The Lansdowne Conference Resort in Leesburg, VA, just instituted a $3 per day charge that also covers gratuities. Amenities such as parking and health club, are free. For the past three years, Westin Resorts have charged a daily fee that includes services such as the health club and local calls, but gratuities are left to the guests' discretion.
Are the package fees a trend? Perhaps so. Properties such as the Copper Mountain Resort in Colorado and Opryland Hotel Convention Center in Nashville, TN are currently reviewing the idea. Others are bucking the trend. The Ojai Valley Inn is building a spa, but "we aren't going to tack on a $5 admission," says Michael Ellingson, director of sales and marketing. "We didn't want to get into nickel and dime comments." Nor is the property going to institute a daily charge.
"We pride ourselves in not having any hidden service costs," asserts Alvin Bettcher, director of sales and marketing, Crowne Plaza Resort Hilton Head Island (SC). Housekeeping, the health club, and parking, are free, although guests pay for tennis and golf, as is standard. Gratuities are left up to the guest, and that's the way it's going to stay, says Bettcher.
Kids Games--You Can Afford Action learning trainers and Outward Bound courses are usually too pricey for an association meeting's budget, but you can incorporate teambuilding principles into more economical events, taking advantage of resorts' outdoor venues. Just think back to your childhood.
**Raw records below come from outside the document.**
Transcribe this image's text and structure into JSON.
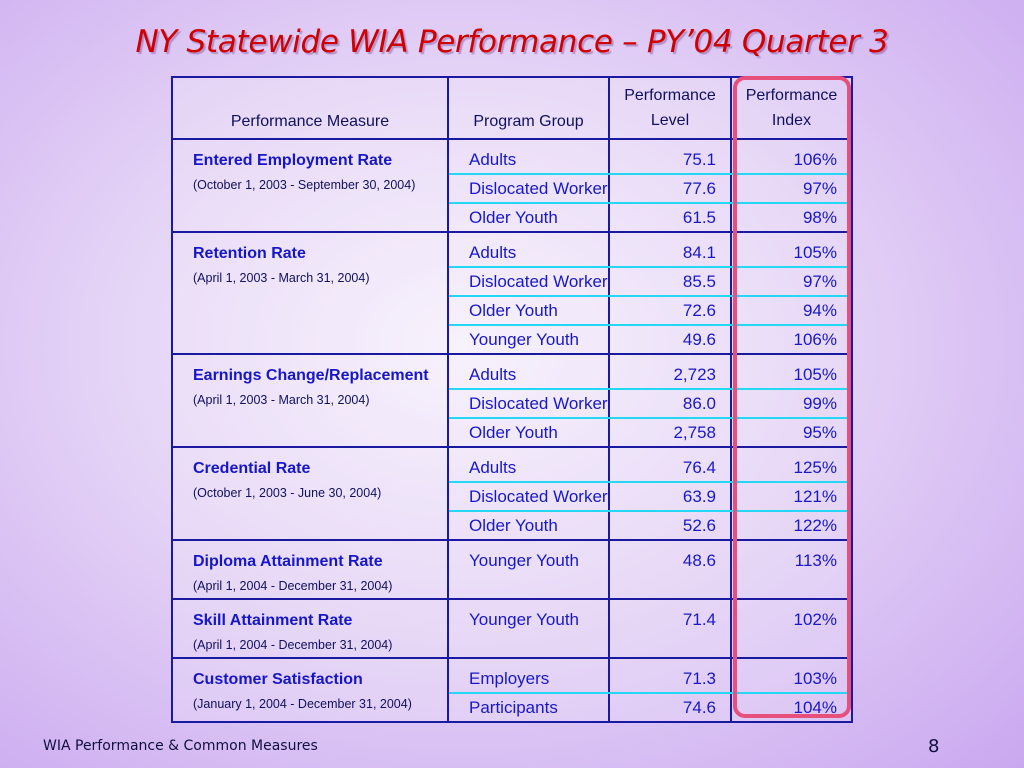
{
  "title": "NY Statewide WIA Performance – PY’04 Quarter 3",
  "table": {
    "headers": {
      "measure": "Performance Measure",
      "group": "Program Group",
      "level_l1": "Performance",
      "level_l2": "Level",
      "index_l1": "Performance",
      "index_l2": "Index"
    },
    "groups": [
      {
        "name": "Entered Employment Rate",
        "period": "(October 1, 2003 - September 30, 2004)",
        "rows": [
          {
            "program": "Adults",
            "level": "75.1",
            "index": "106%"
          },
          {
            "program": "Dislocated Worker",
            "level": "77.6",
            "index": "97%"
          },
          {
            "program": "Older Youth",
            "level": "61.5",
            "index": "98%"
          }
        ]
      },
      {
        "name": "Retention Rate",
        "period": "(April 1, 2003 - March 31, 2004)",
        "rows": [
          {
            "program": "Adults",
            "level": "84.1",
            "index": "105%"
          },
          {
            "program": "Dislocated Worker",
            "level": "85.5",
            "index": "97%"
          },
          {
            "program": "Older Youth",
            "level": "72.6",
            "index": "94%"
          },
          {
            "program": "Younger Youth",
            "level": "49.6",
            "index": "106%"
          }
        ]
      },
      {
        "name": "Earnings Change/Replacement",
        "period": "(April 1, 2003 - March 31, 2004)",
        "rows": [
          {
            "program": "Adults",
            "level": "2,723",
            "index": "105%"
          },
          {
            "program": "Dislocated Worker",
            "level": "86.0",
            "index": "99%"
          },
          {
            "program": "Older Youth",
            "level": "2,758",
            "index": "95%"
          }
        ]
      },
      {
        "name": "Credential Rate",
        "period": "(October 1, 2003 - June 30, 2004)",
        "rows": [
          {
            "program": "Adults",
            "level": "76.4",
            "index": "125%"
          },
          {
            "program": "Dislocated Worker",
            "level": "63.9",
            "index": "121%"
          },
          {
            "program": "Older Youth",
            "level": "52.6",
            "index": "122%"
          }
        ]
      },
      {
        "name": "Diploma Attainment Rate",
        "period": "(April 1, 2004 - December 31, 2004)",
        "rows": [
          {
            "program": "Younger Youth",
            "level": "48.6",
            "index": "113%"
          }
        ]
      },
      {
        "name": "Skill Attainment Rate",
        "period": "(April 1, 2004 - December 31, 2004)",
        "rows": [
          {
            "program": "Younger Youth",
            "level": "71.4",
            "index": "102%"
          }
        ]
      },
      {
        "name": "Customer Satisfaction",
        "period": "(January 1, 2004 - December 31, 2004)",
        "rows": [
          {
            "program": "Employers",
            "level": "71.3",
            "index": "103%"
          },
          {
            "program": "Participants",
            "level": "74.6",
            "index": "104%"
          }
        ]
      }
    ]
  },
  "footer": "WIA Performance & Common Measures",
  "page_number": "8",
  "colors": {
    "title": "#d10000",
    "measure_name": "#1616c8",
    "border": "#1a1aa0",
    "row_divider": "#22d8f4",
    "highlight": "#e8507c"
  }
}
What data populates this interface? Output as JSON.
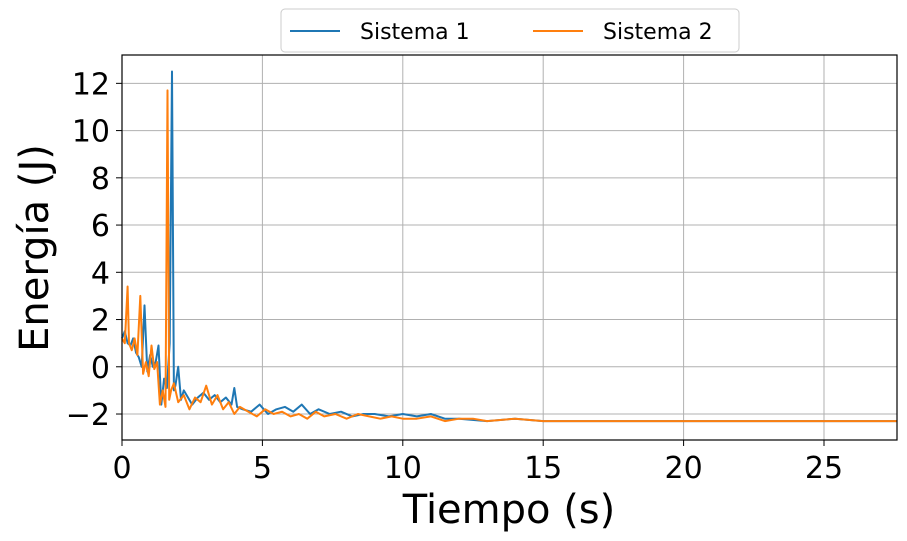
{
  "chart_data": {
    "type": "line",
    "xlabel": "Tiempo (s)",
    "ylabel": "Energía (J)",
    "xlim": [
      0,
      27.6
    ],
    "ylim": [
      -3.1,
      13.2
    ],
    "xticks": [
      0,
      5,
      10,
      15,
      20,
      25
    ],
    "xtick_labels": [
      "0",
      "5",
      "10",
      "15",
      "20",
      "25"
    ],
    "yticks": [
      -2,
      0,
      2,
      4,
      6,
      8,
      10,
      12
    ],
    "ytick_labels": [
      "−2",
      "0",
      "2",
      "4",
      "6",
      "8",
      "10",
      "12"
    ],
    "grid": true,
    "legend_position": "top-center, outside",
    "series": [
      {
        "name": "Sistema 1",
        "color": "#1f77b4",
        "x": [
          0,
          0.1,
          0.2,
          0.3,
          0.4,
          0.5,
          0.6,
          0.7,
          0.8,
          0.9,
          1.0,
          1.1,
          1.2,
          1.3,
          1.4,
          1.5,
          1.6,
          1.7,
          1.78,
          1.85,
          1.9,
          2.0,
          2.1,
          2.2,
          2.3,
          2.5,
          2.7,
          2.9,
          3.1,
          3.3,
          3.5,
          3.7,
          3.9,
          4.0,
          4.1,
          4.3,
          4.6,
          4.9,
          5.2,
          5.5,
          5.8,
          6.1,
          6.4,
          6.7,
          7.0,
          7.4,
          7.8,
          8.2,
          8.6,
          9.0,
          9.5,
          10.0,
          10.5,
          11.0,
          11.5,
          12.0,
          13.0,
          14.0,
          15.0,
          16.0,
          18.0,
          20.0,
          22.0,
          24.0,
          26.0,
          27.6
        ],
        "y": [
          1.2,
          1.5,
          1.0,
          0.9,
          1.2,
          0.6,
          0.4,
          0.0,
          2.6,
          -0.2,
          0.5,
          0.0,
          0.2,
          0.9,
          -1.6,
          -0.5,
          -0.9,
          1.0,
          12.5,
          -1.0,
          -0.8,
          0.0,
          -1.4,
          -1.0,
          -1.2,
          -1.6,
          -1.3,
          -1.1,
          -1.4,
          -1.2,
          -1.5,
          -1.3,
          -1.6,
          -0.9,
          -1.7,
          -1.8,
          -1.9,
          -1.6,
          -2.0,
          -1.8,
          -1.7,
          -1.9,
          -1.6,
          -2.0,
          -1.8,
          -2.0,
          -1.9,
          -2.1,
          -2.0,
          -2.0,
          -2.1,
          -2.0,
          -2.1,
          -2.0,
          -2.2,
          -2.2,
          -2.3,
          -2.2,
          -2.3,
          -2.3,
          -2.3,
          -2.3,
          -2.3,
          -2.3,
          -2.3,
          -2.3
        ]
      },
      {
        "name": "Sistema 2",
        "color": "#ff7f0e",
        "x": [
          0,
          0.1,
          0.2,
          0.25,
          0.35,
          0.45,
          0.55,
          0.65,
          0.75,
          0.85,
          0.95,
          1.05,
          1.15,
          1.25,
          1.35,
          1.45,
          1.55,
          1.62,
          1.68,
          1.75,
          1.85,
          2.0,
          2.2,
          2.4,
          2.6,
          2.8,
          3.0,
          3.2,
          3.4,
          3.6,
          3.8,
          4.0,
          4.2,
          4.5,
          4.8,
          5.1,
          5.4,
          5.7,
          6.0,
          6.3,
          6.6,
          6.9,
          7.2,
          7.6,
          8.0,
          8.4,
          8.8,
          9.2,
          9.6,
          10.0,
          10.5,
          11.0,
          11.5,
          12.0,
          12.5,
          13.0,
          14.0,
          15.0,
          16.0,
          17.0,
          19.0,
          21.0,
          23.0,
          25.0,
          27.6
        ],
        "y": [
          1.2,
          1.0,
          3.4,
          1.0,
          0.7,
          1.2,
          0.5,
          3.0,
          -0.3,
          0.2,
          -0.4,
          0.9,
          -0.1,
          0.2,
          -1.6,
          -1.0,
          -1.7,
          11.7,
          -1.4,
          -1.0,
          -0.7,
          -1.5,
          -1.2,
          -1.8,
          -1.3,
          -1.5,
          -0.8,
          -1.6,
          -1.2,
          -1.8,
          -1.5,
          -2.0,
          -1.7,
          -1.9,
          -2.1,
          -1.8,
          -2.0,
          -1.9,
          -2.1,
          -2.0,
          -2.2,
          -1.9,
          -2.1,
          -2.0,
          -2.2,
          -2.0,
          -2.1,
          -2.2,
          -2.1,
          -2.2,
          -2.2,
          -2.1,
          -2.3,
          -2.2,
          -2.2,
          -2.3,
          -2.2,
          -2.3,
          -2.3,
          -2.3,
          -2.3,
          -2.3,
          -2.3,
          -2.3,
          -2.3
        ]
      }
    ]
  }
}
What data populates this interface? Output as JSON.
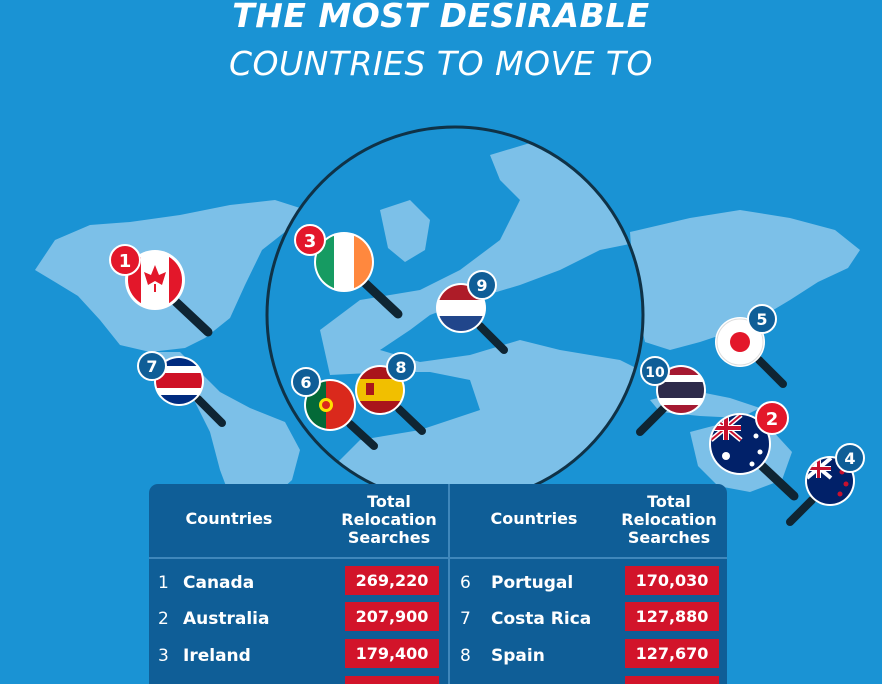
{
  "title": {
    "line1": "THE MOST DESIRABLE",
    "line2": "COUNTRIES TO MOVE TO"
  },
  "table": {
    "header_country": "Countries",
    "header_searches": [
      "Total",
      "Relocation",
      "Searches"
    ],
    "rows_left": [
      {
        "rank": "1",
        "country": "Canada",
        "searches": "269,220"
      },
      {
        "rank": "2",
        "country": "Australia",
        "searches": "207,900"
      },
      {
        "rank": "3",
        "country": "Ireland",
        "searches": "179,400"
      }
    ],
    "rows_right": [
      {
        "rank": "6",
        "country": "Portugal",
        "searches": "170,030"
      },
      {
        "rank": "7",
        "country": "Costa Rica",
        "searches": "127,880"
      },
      {
        "rank": "8",
        "country": "Spain",
        "searches": "127,670"
      }
    ]
  },
  "markers": [
    {
      "rank": "1",
      "flag": "canada-flag",
      "badge_color": "#e3172a"
    },
    {
      "rank": "2",
      "flag": "australia-flag",
      "badge_color": "#e3172a"
    },
    {
      "rank": "3",
      "flag": "ireland-flag",
      "badge_color": "#e3172a"
    },
    {
      "rank": "4",
      "flag": "new-zealand-flag",
      "badge_color": "#0f5e97"
    },
    {
      "rank": "5",
      "flag": "japan-flag",
      "badge_color": "#0f5e97"
    },
    {
      "rank": "6",
      "flag": "portugal-flag",
      "badge_color": "#0f5e97"
    },
    {
      "rank": "7",
      "flag": "costa-rica-flag",
      "badge_color": "#0f5e97"
    },
    {
      "rank": "8",
      "flag": "spain-flag",
      "badge_color": "#0f5e97"
    },
    {
      "rank": "9",
      "flag": "netherlands-flag",
      "badge_color": "#0f5e97"
    },
    {
      "rank": "10",
      "flag": "thailand-flag",
      "badge_color": "#0f5e97"
    }
  ],
  "colors": {
    "background": "#1a93d4",
    "land": "#7cc0e8",
    "table": "#0f5e97",
    "value_box": "#d2142a"
  }
}
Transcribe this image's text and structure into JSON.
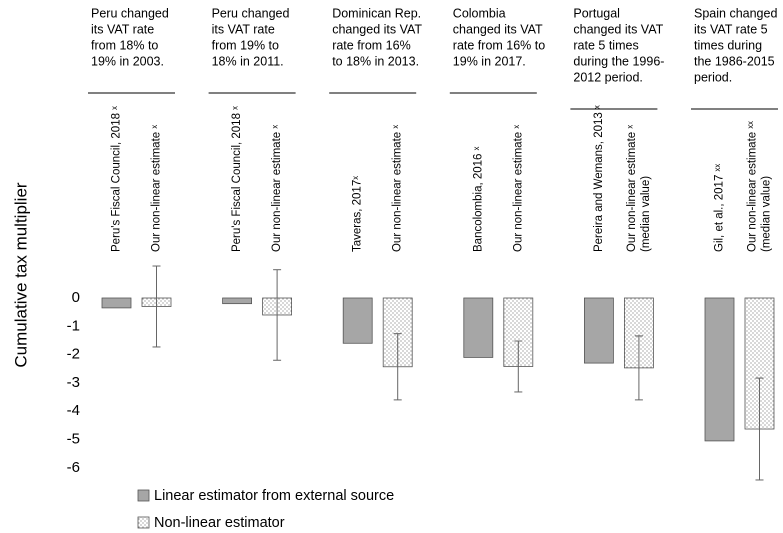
{
  "chart_data": {
    "type": "bar",
    "y_label": "Cumulative tax multiplier",
    "annotations": [
      [
        "Peru changed",
        "its VAT rate",
        "from 18% to",
        "19% in 2003."
      ],
      [
        "Peru changed",
        "its VAT rate",
        "from 19% to",
        "18% in 2011."
      ],
      [
        "Dominican Rep.",
        "changed its VAT",
        "rate from 16%",
        "to 18% in 2013."
      ],
      [
        "Colombia",
        "changed its VAT",
        "rate from 16% to",
        "19% in 2017."
      ],
      [
        "Portugal",
        "changed its VAT",
        "rate 5 times",
        "during the 1996-",
        "2012 period."
      ],
      [
        "Spain changed",
        "its VAT rate 5",
        "times during",
        "the 1986-2015",
        "period."
      ]
    ],
    "series": [
      {
        "name": "Linear estimator from external source",
        "color": "#a6a6a6",
        "labels": [
          [
            "Peru's Fiscal Council, 2018 ˣ"
          ],
          [
            "Peru's Fiscal Council, 2018 ˣ"
          ],
          [
            "Taveras, 2017ˣ"
          ],
          [
            "Bancolombia, 2016 ˣ"
          ],
          [
            "Pereira and Wemans, 2013 ˣ"
          ],
          [
            "Gil, et al., 2017 ˣˣ"
          ]
        ],
        "values": [
          -0.35,
          -0.2,
          -1.6,
          -2.1,
          -2.3,
          -5.05
        ]
      },
      {
        "name": "Non-linear estimator",
        "color": "#ffffff",
        "pattern": "dots",
        "labels": [
          [
            "Our non-linear estimate ˣ"
          ],
          [
            "Our non-linear estimate ˣ"
          ],
          [
            "Our non-linear estimate ˣ"
          ],
          [
            "Our non-linear estimate ˣ"
          ],
          [
            "Our non-linear estimate ˣ",
            "(median value)"
          ],
          [
            "Our non-linear estimate ˣˣ",
            "(median value)"
          ]
        ],
        "values": [
          -0.3,
          -0.6,
          -2.43,
          -2.42,
          -2.47,
          -4.63
        ],
        "errors": [
          1.43,
          1.6,
          1.17,
          0.9,
          1.13,
          1.8
        ]
      }
    ],
    "ylim": [
      -6.5,
      1.2
    ],
    "yticks": [
      0,
      -1,
      -2,
      -3,
      -4,
      -5,
      -6
    ]
  }
}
Remember hippity-hops--those large rubber balls, sort of like sturdy beach balls, that you straddled as a kid? Hippity-hop contests are one activity featured in beach olympics, a popular association teambuilder, says Alvin Bettcher, director of sales and marketing, Crowne Plaza Resort Hilton Head Island (SC).
"It's absolutely hilarious," says Bettcher. "You think you're in shape until you try to do this and your legs about kill you. People slip right over. It brings the whole group together."
Wacky Olympics, where you play volleyball with water balloons, raft-building contests, scavenger hunts, fun runs, and war games are other association team event favorites.
Some associations select a particular game, such as softball, and then make it a tradition. The Independent Lubricant Manufacturers Association, for example, plays croquet at every annual meeting to build camaraderie, says Christopher Pipes, CHSP, director of association sales at The Broadmoor in Colorado Springs. The group will be meeting at The Broadmoor in October. "While we're not in the croquet business, we agreed to build two croquet fields because it's so important to them," Pipes says.
Ice-breakers needn't break your budget either. For one inexpensive mingler, "we give everyone a piece of a puzzle, and they put it together in the center of the room," says Diane Yost, director of marketing, Four Seasons Resort Palm Beach (FL)." It gives everyone an opportunity to get to know one another."
More and more associations are encouraging attendees to bring their families, say resort staffers. To accommodate that trend, resorts are offering programs for families to do together.
"We've incorporated kids into raft buildings and beach olympics," says Yost. During Family Feud, a version of beach Olympics, children play opposite adults in games that kids have a chance to win. In the kitchen, while their parents are meeting, kids don chef hats, prepare dessert and serve it to their parents. They also whip up a gourmet meal called Dirt--Oreo cookies, chocolate pudding, and gummy worms. "It's really awful," laughs Yost, "but kids thinks it's cute."